Some studies have shown a link between maltreatment and altered brain structure, while others have shown a link between maltreatment and major depressive disorder. The new study is the first to directly establish an association between maltreatment experiences, brain structural alterations and clinical course of depression.
For the study, researchers evaluated 110 patients, ages 18 to 60 years, who had been admitted to the hospital following a diagnosis of major depression.
Symptom severity was measured using questionnaires and interviews at two time points — at the time of initial recruitment (between 2010 and 2016) and at a two-year follow-up visit. All participants underwent a structural MRI scan at recruitment. The presence and level of childhood maltreatment was also asked via a questionnaire.

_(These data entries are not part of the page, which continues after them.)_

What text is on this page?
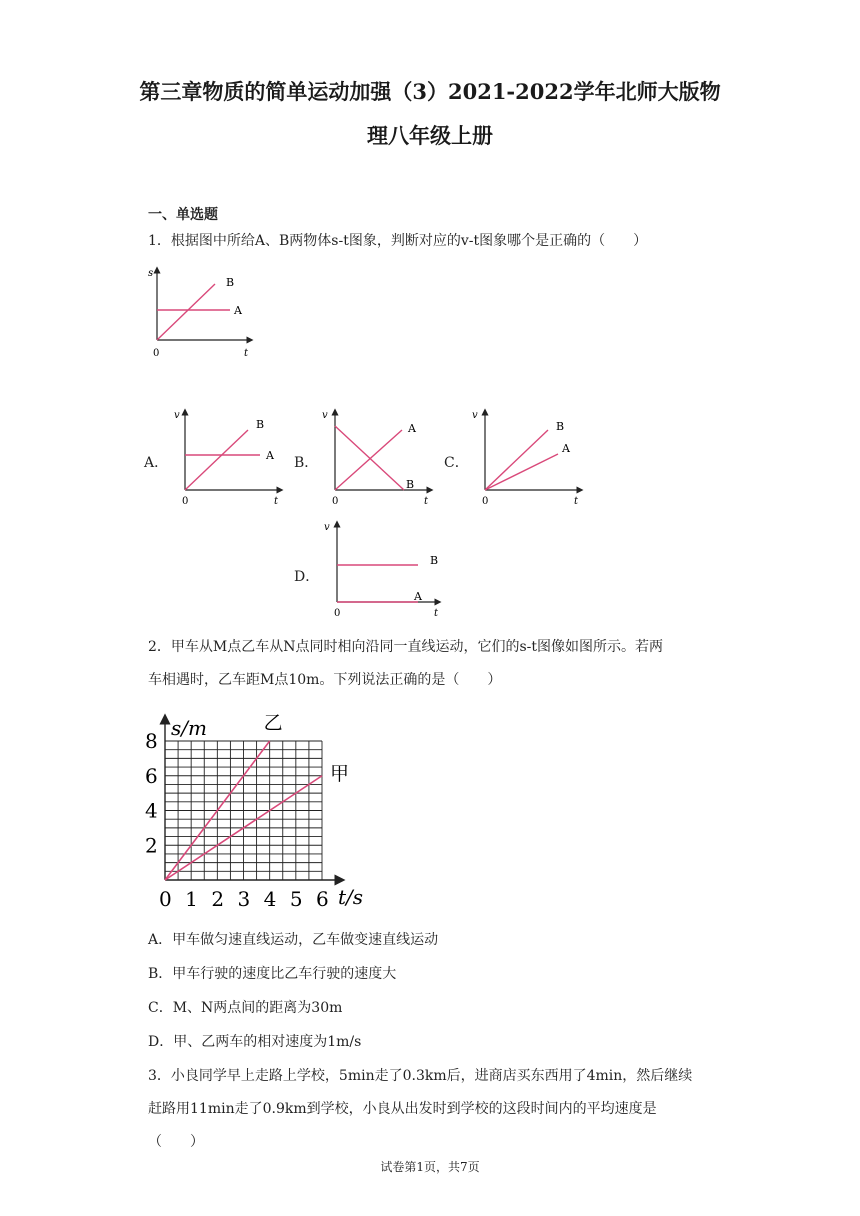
第三章物质的简单运动加强（3）2021-2022学年北师大版物
理八年级上册
一、单选题
1．根据图中所给A、B两物体s-t图象，判断对应的v-t图象哪个是正确的（　　）
s
t
0
A
B
A．
v
t
0
A
B
B．
v
t
0
A
B
C．
v
t
0
A
B
D．
v
t
0
A
B
2．甲车从M点乙车从N点同时相向沿同一直线运动，它们的s-t图像如图所示。若两
车相遇时，乙车距M点10m。下列说法正确的是（　　）
乙
甲
0 1 2 3 4 5 6
2
4
6
8
s/m
t/s
A．甲车做匀速直线运动，乙车做变速直线运动
B．甲车行驶的速度比乙车行驶的速度大
C．M、N两点间的距离为30m
D．甲、乙两车的相对速度为1m/s
3．小良同学早上走路上学校，5min走了0.3km后，进商店买东西用了4min，然后继续
赶路用11min走了0.9km到学校，小良从出发时到学校的这段时间内的平均速度是
（　　）
试卷第1页，共7页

Results from MRI images suggest that both childhood maltreatment and recurring depression are associated with similar reductions in surface area of the brain’s insular cortex, a region believed to help regulate emotion and self-awareness.
The findings suggest that the observed reduction could make a future relapse more likely. Childhood maltreatment is one of the strongest risk factors for major depression.
“Our findings add further weight to the notion that patients with clinical depression who were mistreated as children are clinically distinct from non-maltreated patients with the same diagnosis,” said Dr. Nils Opel from the University of Münster, Germany, who led the research.
“Given the impact of the insular cortex on brain functions such as emotional awareness, it’s possible that the changes we saw make patients less responsive to conventional treatments. Future psychiatric research should therefore explore how our findings could be translated into special attention, care and treatment that could improve patient outcomes,” Opel said.
Patients were divided into two groups: those who did not experience any depressive episode in the two-year period (35 people, 17 men and 18 women) and those who experienced at least one additional depressive relapse (75 people, 35 men and 40 women).
Of the 75 patients in the relapse sample, 48 had experienced one additional episode, seven reported two episodes, and six experienced three episodes, while 14 had a remission period of less than two months and could therefore be regarded as having chronic depression. Childhood maltreatment was significantly associated with depression relapse.
Previous studies have only explored clinical state at the time of follow-up and did not consider clinical symptoms between assessments. For the new study, researchers assessed information on depressive symptoms over a full two-year period. Two years after they were recruited, all participants were invited to take part in a follow-up assessment in which symptoms within the full two-year period were assessed retrospectively.
A limitation of this work is that experiences of childhood maltreatment and depressive symptoms were asked about in retrospect and therefore could be subject to recall bias, the researchers said.